The most popular zwitterionic polymers are polybetaines. The positive charge in their monomeric units is provided by a quaternary ammonium group, while the negative one is related to the presence of the anionic groups such as sulfonates, carboxylates, phosphonates, phosphates, and phosphinates. According to the charge distribution mode, apart from polybetaines, among the zwitterionic materials, the polyampholytes are also distinguished. The main difference between polybetaines and polyampholytes is the position of the charge. Polybetaines have both cationic and anionic groups located on the same monomer unit separated by an alkyl chain, while polyampholytes have their negative and positive charges situated on different monomer units [126].

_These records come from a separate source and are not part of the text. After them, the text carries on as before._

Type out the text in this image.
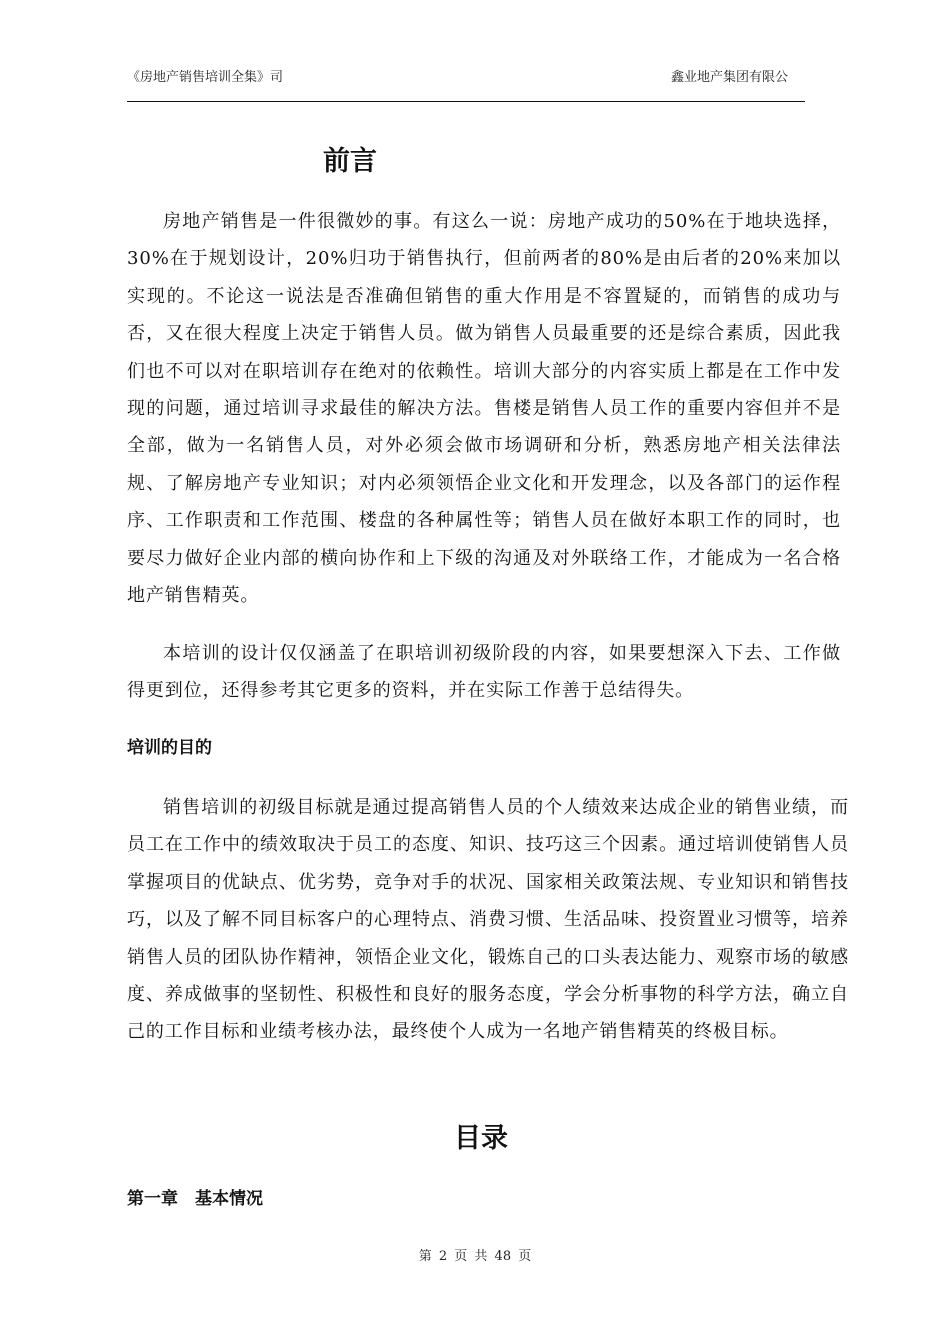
《房地产销售培训全集》司	鑫业地产集团有限公
前言
房地产销售是一件很微妙的事。有这么一说：房地产成功的50%在于地块选择，30%在于规划设计，20%归功于销售执行，但前两者的80%是由后者的20%来加以实现的。不论这一说法是否准确但销售的重大作用是不容置疑的，而销售的成功与否，又在很大程度上决定于销售人员。做为销售人员最重要的还是综合素质，因此我们也不可以对在职培训存在绝对的依赖性。培训大部分的内容实质上都是在工作中发现的问题，通过培训寻求最佳的解决方法。售楼是销售人员工作的重要内容但并不是全部，做为一名销售人员，对外必须会做市场调研和分析，熟悉房地产相关法律法规、了解房地产专业知识；对内必须领悟企业文化和开发理念，以及各部门的运作程序、工作职责和工作范围、楼盘的各种属性等；销售人员在做好本职工作的同时，也要尽力做好企业内部的横向协作和上下级的沟通及对外联络工作，才能成为一名合格地产销售精英。
本培训的设计仅仅涵盖了在职培训初级阶段的内容，如果要想深入下去、工作做得更到位，还得参考其它更多的资料，并在实际工作善于总结得失。
培训的目的
销售培训的初级目标就是通过提高销售人员的个人绩效来达成企业的销售业绩，而员工在工作中的绩效取决于员工的态度、知识、技巧这三个因素。通过培训使销售人员掌握项目的优缺点、优劣势，竞争对手的状况、国家相关政策法规、专业知识和销售技巧，以及了解不同目标客户的心理特点、消费习惯、生活品味、投资置业习惯等，培养销售人员的团队协作精神，领悟企业文化，锻炼自己的口头表达能力、观察市场的敏感度、养成做事的坚韧性、积极性和良好的服务态度，学会分析事物的科学方法，确立自己的工作目标和业绩考核办法，最终使个人成为一名地产销售精英的终极目标。
目录
第一章　基本情况
第 2 页 共 48 页
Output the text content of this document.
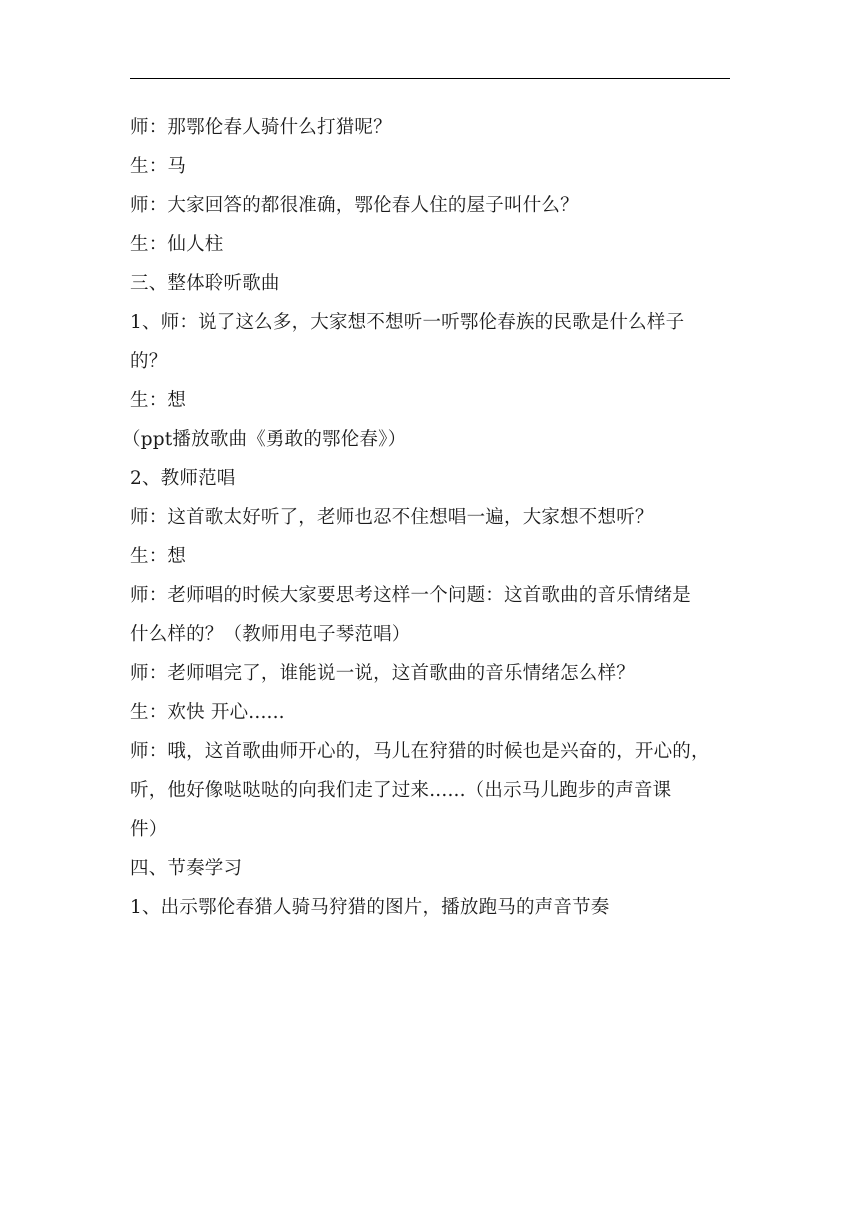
师：那鄂伦春人骑什么打猎呢？
生：马
师：大家回答的都很准确，鄂伦春人住的屋子叫什么？
生：仙人柱
三、整体聆听歌曲
1、师：说了这么多，大家想不想听一听鄂伦春族的民歌是什么样子
的？
生：想
（ppt播放歌曲《勇敢的鄂伦春》）
2、教师范唱
师：这首歌太好听了，老师也忍不住想唱一遍，大家想不想听？
生：想
师：老师唱的时候大家要思考这样一个问题：这首歌曲的音乐情绪是
什么样的？（教师用电子琴范唱）
师：老师唱完了，谁能说一说，这首歌曲的音乐情绪怎么样？
生：欢快 开心......
师：哦，这首歌曲师开心的，马儿在狩猎的时候也是兴奋的，开心的，
听，他好像哒哒哒的向我们走了过来......（出示马儿跑步的声音课
件）
四、节奏学习
1、出示鄂伦春猎人骑马狩猎的图片，播放跑马的声音节奏
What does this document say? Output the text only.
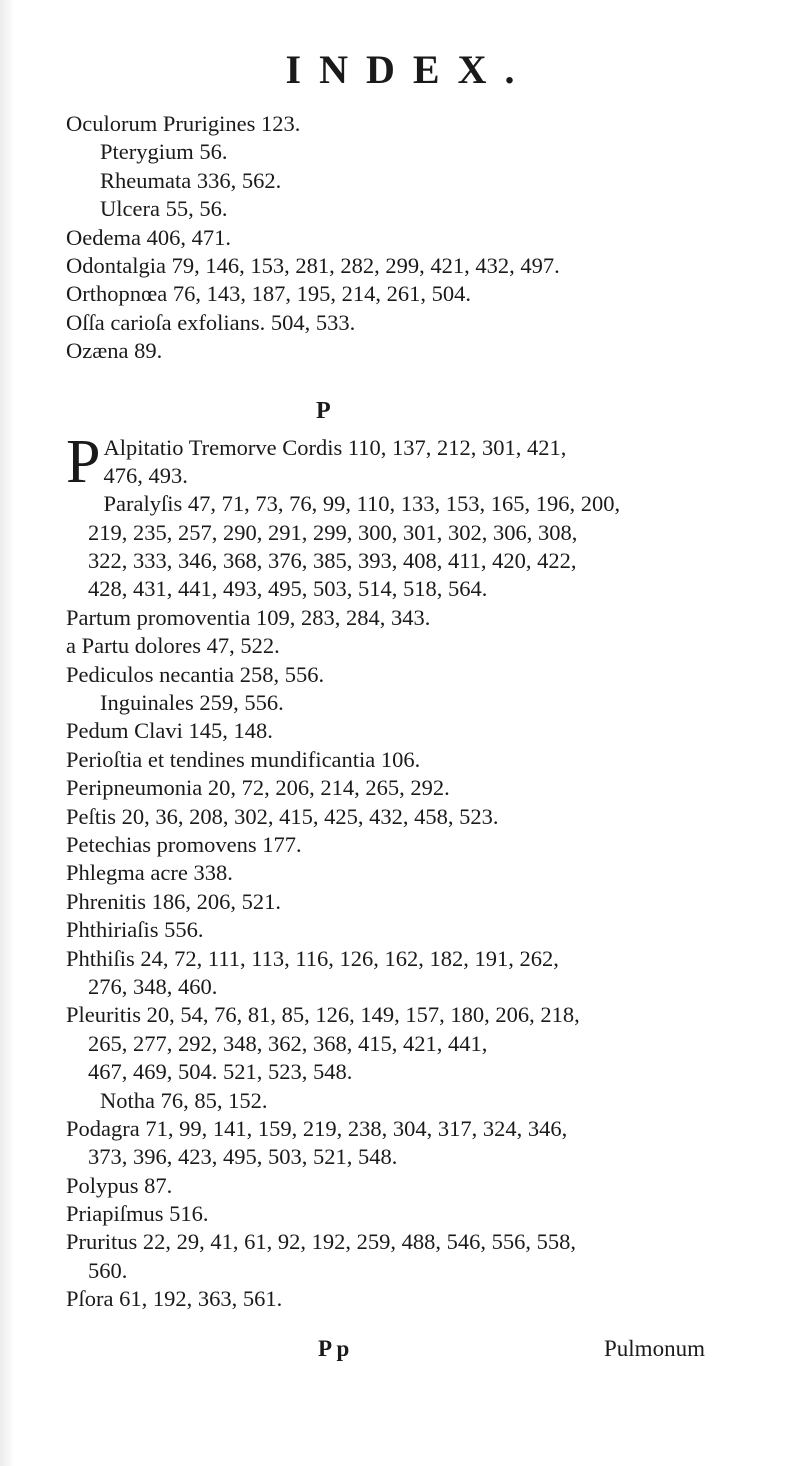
INDEX.
Oculorum Prurigines 123.
Pterygium 56.
Rheumata 336, 562.
Ulcera 55, 56.
Oedema 406, 471.
Odontalgia 79, 146, 153, 281, 282, 299, 421, 432, 497.
Orthopnœa 76, 143, 187, 195, 214, 261, 504.
Oſſa carioſa exfolians. 504, 533.
Ozæna 89.
P
P Alpitatio Tremorve Cordis 110, 137, 212, 301, 421,
476, 493.
Paralyſis 47, 71, 73, 76, 99, 110, 133, 153, 165, 196, 200,
219, 235, 257, 290, 291, 299, 300, 301, 302, 306, 308,
322, 333, 346, 368, 376, 385, 393, 408, 411, 420, 422,
428, 431, 441, 493, 495, 503, 514, 518, 564.
Partum promoventia 109, 283, 284, 343.
a Partu dolores 47, 522.
Pediculos necantia 258, 556.
Inguinales 259, 556.
Pedum Clavi 145, 148.
Perioſtia et tendines mundificantia 106.
Peripneumonia 20, 72, 206, 214, 265, 292.
Peſtis 20, 36, 208, 302, 415, 425, 432, 458, 523.
Petechias promovens 177.
Phlegma acre 338.
Phrenitis 186, 206, 521.
Phthiriaſis 556.
Phthiſis 24, 72, 111, 113, 116, 126, 162, 182, 191, 262,
276, 348, 460.
Pleuritis 20, 54, 76, 81, 85, 126, 149, 157, 180, 206, 218,
265, 277, 292, 348, 362, 368, 415, 421, 441,
467, 469, 504. 521, 523, 548.
Notha 76, 85, 152.
Podagra 71, 99, 141, 159, 219, 238, 304, 317, 324, 346,
373, 396, 423, 495, 503, 521, 548.
Polypus 87.
Priapiſmus 516.
Pruritus 22, 29, 41, 61, 92, 192, 259, 488, 546, 556, 558,
560.
Pſora 61, 192, 363, 561.
P p	Pulmonum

Another type of bacteria-repelling molecule is superhydrophobic polymers, inspired by lotus leaves, covered by hydrophobic wax. The fluorinated silica-colloid-based surfaces are an example of superhydrophobic polymers exhibiting antiadhesive activity towards S. aureus and P. aeruginosa [127]. There is also growing interest around titanium-based materials. Their superhydrophobic properties, bioavailability, and favourable mechanical properties make them useful for cardiac implants [128]. In orthopaedics and dentistry, the magnesium alloy coated by hydroxyapatite (HA) and stearic acid confer great antibacterial adhesion capacity [129]. The polymers applied in regenerative medicine and tissue engineering must cope with the changes of the extracellular environment that accompany physiological and pathological processes.

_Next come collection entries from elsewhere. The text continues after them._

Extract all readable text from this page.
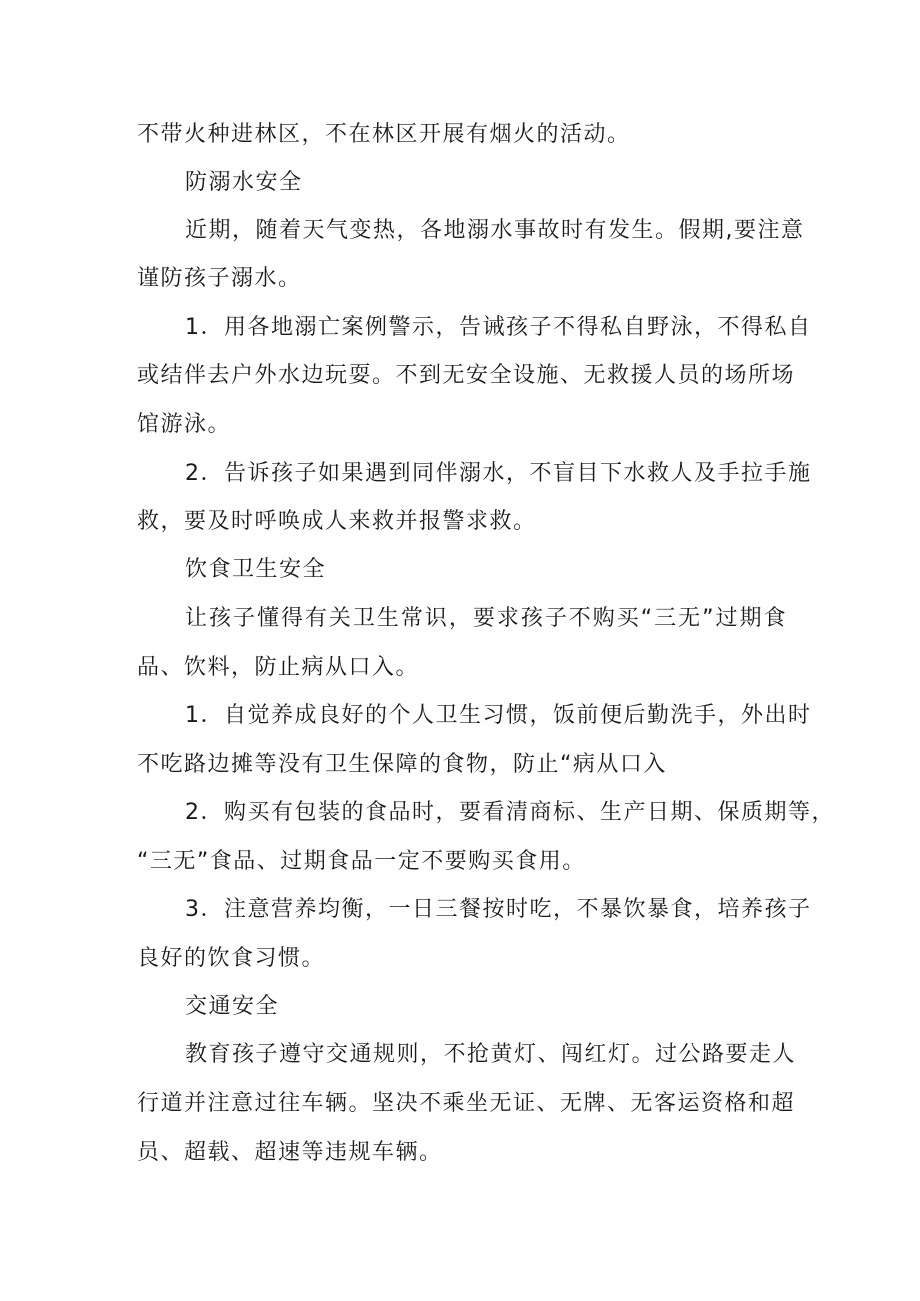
不带火种进林区，不在林区开展有烟火的活动。
防溺水安全
近期，随着天气变热，各地溺水事故时有发生。假期,要注意
谨防孩子溺水。
1．用各地溺亡案例警示，告诫孩子不得私自野泳，不得私自
或结伴去户外水边玩耍。不到无安全设施、无救援人员的场所场
馆游泳。
2．告诉孩子如果遇到同伴溺水，不盲目下水救人及手拉手施
救，要及时呼唤成人来救并报警求救。
饮食卫生安全
让孩子懂得有关卫生常识，要求孩子不购买“三无”过期食
品、饮料，防止病从口入。
1．自觉养成良好的个人卫生习惯，饭前便后勤洗手，外出时
不吃路边摊等没有卫生保障的食物，防止“病从口入
2．购买有包装的食品时，要看清商标、生产日期、保质期等，
“三无”食品、过期食品一定不要购买食用。
3．注意营养均衡，一日三餐按时吃，不暴饮暴食，培养孩子
良好的饮食习惯。
交通安全
教育孩子遵守交通规则，不抢黄灯、闯红灯。过公路要走人
行道并注意过往车辆。坚决不乘坐无证、无牌、无客运资格和超
员、超载、超速等违规车辆。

Chemically synthesized materials that mimic the extracellular matrix (ECM) appear to be a promising approach to imitate the biological activity of cells [130]. The ECM are mostly composed of proteins that perform essential functions in biological processes such as enzymatic reactions, immunological response, cells motility, or signal transduction [131]. Thus, protein-mimetic polymers offer hope for accessing complex natural mechanisms. The amphiphilic polymers imitating antimicrobial peptides (AMPs) are highly efficient in preventing biofilm formation. One example of AMPs is photoresponsive AMP based on the N-substituted glycine skeleton, which—due to its efficiency, controllability, and high selectivity—has been used in hydrogels and antifouling surfaces [132].

Another kind of polymeric material used as an antifouling agent are the cationic polymers mentioned above, which have been proved to exhibit excellent antibacterial properties. In implantology, polyurethane catheters are often used as implantable medical instruments. Unfortunately, their surface is susceptible to the adhesion of bacteria, which necessitates their frequent replacement in order to prevent bacterial infection. To thwart the formation of a biofilm on polyurethane catheters, the surface modification with cationic polymers can be applied. For this purpose, quaternary ammonium compounds or metal ions are used [133].

Some examples of a quaternized compound are benzophenone-based esters and benzophenone quaternary amides, which can be cross-linked on surfaces upon UV radiation. These coatings are efficient against the methicillin-resistant Staphylococcus aureus (MRSA), fluconazole-resistant Candida albicans spp., and influenza virus with 100% efficiency [134]. A modified (quaternized or alkylated) polyethyleneimine (PEI) is a cationic polymer containing amino- and imino-groups, also known for its antibacterial properties. PEI is positively charged in neutral and basic solutions, having a high zero potential point at pH values up to 10 [135].

The cationic polymers can also be obtained in the innovative reaction of photopolymerization. This method is applied to prepare Sulphur-containing polymers, whose monomers are ionized giving a positive charge, which provides the polymer with antifouling properties [136].